Андрей Королев / Фото: © Фото: личный архив Андрея Королева

— Как только ты становишься эмигрантом, ты становишься человеком другого сорта. Я это хорошо понимаю, это как если бы вы или я очень долго строили свою квартиру, сделали бы ее очень комфортной, а потом кто-то бы приехал и сказал: «Не против, если я поживу?» В лучшем случае вам скажут: «Живи, конечно, но, наверное, лучше в коридоре». Как эмигрант ты натыкаешься на огромное количество сложностей: нужно сдать экзамены, подтвердить диплом и кандидатскую степень. Мне этого делать было не нужно, потому что я со временем ясно понял, что я вернусь в свою страну. И у меня остались прекрасные отношения с коллегами из Германии, мы можем в любой момент поговорить сейчас, часто общаемся, потому что я никогда не претендовал на жизнь в Германии. И потом, я так же четко понимал, что Россия — моя родина, здесь говорят на родном мне языке, и я люблю Москву, меня с ней многое связывает — все связывает.

— Как выглядит ваш день при условии, что вы одновременно и один из самых востребованных хирургов в России, и, очевидно, занимаетесь административной работой в клинике?

— Оперирую я много, я всегда мечтал много оперировать. Вообще люблю операционную, потому что там ты отключаешь мобильный телефон и полностью концентрируешься, отходишь от всего сумбура, который остается за дверями. Оперирую по понедельникам, средам и пятницам, 7–8 часов в день до 5–6 операций. Есть операции, которые идут 2–3 часа, есть 30–40 минут. От продолжительности зависит их количество за день.

Во вторник и четверг консультирую, до 40 человек в день. Но надо понимать, что мне помогают мои молодые коллеги, я бы не смог в одиночку дать так много качественных консультаций. Под словом «качественные» я имею в виду то, что есть возможность вникнуть в каждый случай каждого конкретного пациента и найти именно для него оптимальное решение. То есть мне готовят снимки, я общаюсь с пациентом, ставлю диагноз и определяю тактику лечения. Ассистенты потом занимаются оформлением.

— От чего зависит, кто будет оперировать: вы или кто-то другой?

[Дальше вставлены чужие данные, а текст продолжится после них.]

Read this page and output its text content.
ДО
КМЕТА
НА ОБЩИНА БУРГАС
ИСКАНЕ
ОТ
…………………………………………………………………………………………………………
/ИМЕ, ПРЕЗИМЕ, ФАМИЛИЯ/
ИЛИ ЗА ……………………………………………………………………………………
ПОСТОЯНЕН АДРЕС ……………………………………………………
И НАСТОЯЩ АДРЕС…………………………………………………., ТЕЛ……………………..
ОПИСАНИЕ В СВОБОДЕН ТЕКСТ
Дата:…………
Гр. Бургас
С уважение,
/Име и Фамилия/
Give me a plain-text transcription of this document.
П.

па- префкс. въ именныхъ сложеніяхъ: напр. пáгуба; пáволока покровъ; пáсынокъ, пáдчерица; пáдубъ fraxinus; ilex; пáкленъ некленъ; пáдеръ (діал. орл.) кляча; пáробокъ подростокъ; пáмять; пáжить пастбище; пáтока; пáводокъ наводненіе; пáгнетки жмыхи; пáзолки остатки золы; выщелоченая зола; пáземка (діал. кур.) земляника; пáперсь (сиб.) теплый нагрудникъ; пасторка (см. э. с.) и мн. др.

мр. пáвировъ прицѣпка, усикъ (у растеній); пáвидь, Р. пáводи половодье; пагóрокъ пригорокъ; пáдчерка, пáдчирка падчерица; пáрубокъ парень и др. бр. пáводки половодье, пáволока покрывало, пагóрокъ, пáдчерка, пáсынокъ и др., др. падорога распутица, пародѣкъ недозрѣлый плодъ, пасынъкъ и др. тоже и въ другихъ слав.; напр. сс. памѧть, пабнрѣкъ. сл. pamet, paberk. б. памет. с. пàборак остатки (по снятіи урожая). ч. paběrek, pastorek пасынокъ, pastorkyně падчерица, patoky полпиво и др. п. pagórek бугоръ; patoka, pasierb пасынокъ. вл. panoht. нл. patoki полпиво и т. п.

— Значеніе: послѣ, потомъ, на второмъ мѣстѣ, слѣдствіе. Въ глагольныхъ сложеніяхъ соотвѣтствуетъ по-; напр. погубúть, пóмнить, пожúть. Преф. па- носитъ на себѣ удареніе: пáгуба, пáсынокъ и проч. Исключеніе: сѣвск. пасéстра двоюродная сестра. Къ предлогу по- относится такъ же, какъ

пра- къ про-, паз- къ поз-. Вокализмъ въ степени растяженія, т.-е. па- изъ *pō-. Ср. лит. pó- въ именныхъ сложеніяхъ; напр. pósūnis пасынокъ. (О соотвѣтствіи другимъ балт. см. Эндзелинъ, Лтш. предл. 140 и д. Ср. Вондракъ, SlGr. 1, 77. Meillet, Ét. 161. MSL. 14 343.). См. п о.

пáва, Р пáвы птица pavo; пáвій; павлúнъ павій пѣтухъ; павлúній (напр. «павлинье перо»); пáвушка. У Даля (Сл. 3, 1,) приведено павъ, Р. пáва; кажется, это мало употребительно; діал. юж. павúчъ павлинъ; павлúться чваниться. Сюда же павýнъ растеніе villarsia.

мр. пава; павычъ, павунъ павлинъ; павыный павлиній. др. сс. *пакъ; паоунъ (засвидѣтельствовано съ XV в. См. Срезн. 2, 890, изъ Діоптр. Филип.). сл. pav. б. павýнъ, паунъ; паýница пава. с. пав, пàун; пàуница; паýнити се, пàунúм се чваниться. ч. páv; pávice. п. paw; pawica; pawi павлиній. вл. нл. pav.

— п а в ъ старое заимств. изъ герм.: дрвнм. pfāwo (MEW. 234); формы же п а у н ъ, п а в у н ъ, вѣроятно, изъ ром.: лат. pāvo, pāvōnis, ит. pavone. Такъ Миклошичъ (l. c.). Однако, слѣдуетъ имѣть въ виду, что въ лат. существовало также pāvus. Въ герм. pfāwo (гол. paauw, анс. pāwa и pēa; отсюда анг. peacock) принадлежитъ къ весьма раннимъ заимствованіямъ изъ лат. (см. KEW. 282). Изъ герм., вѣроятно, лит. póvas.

— Если человек обращается с просьбой об операции лично ко мне, я стараюсь не отказывать. Просто существует лист ожидания, и я его настраиваю на те сроки, которые существуют, поскольку у меня есть семья и есть необходимость в отдыхе. Если человек готов ждать, он попадает ко мне на операцию. Если хочет срочно — к моим старшим врачам. Если операция нужна срочно, но сделать ее могу только я — то, конечно, делаю я, приходится как-то сжимать время: начинаем раньше обычного, заканчиваем позже обычного. У меня очень хорошие молодые коллеги — ассистенты на операциях, и у нас потрясающий оперблок, анестезиологи и операционные сестры. Без всех них настолько интенсивный график моей работы был бы практически невозможен.

— Вы хоть раз жалели, что вернулись, а не остались работать за рубежом?

— Нет. Ни разу не пожалел. Бывает, думаешь, что какие-то вопросы в той же Германии можно было бы решить гораздо быстрее, чем здесь. Но это происходит не всегда, есть масса ситуаций, которые, наоборот, в России разрешаются быстрее и логичнее. Думаю, что в любой стране, если ты хочешь хорошо жить, ты должен хорошо и много работать.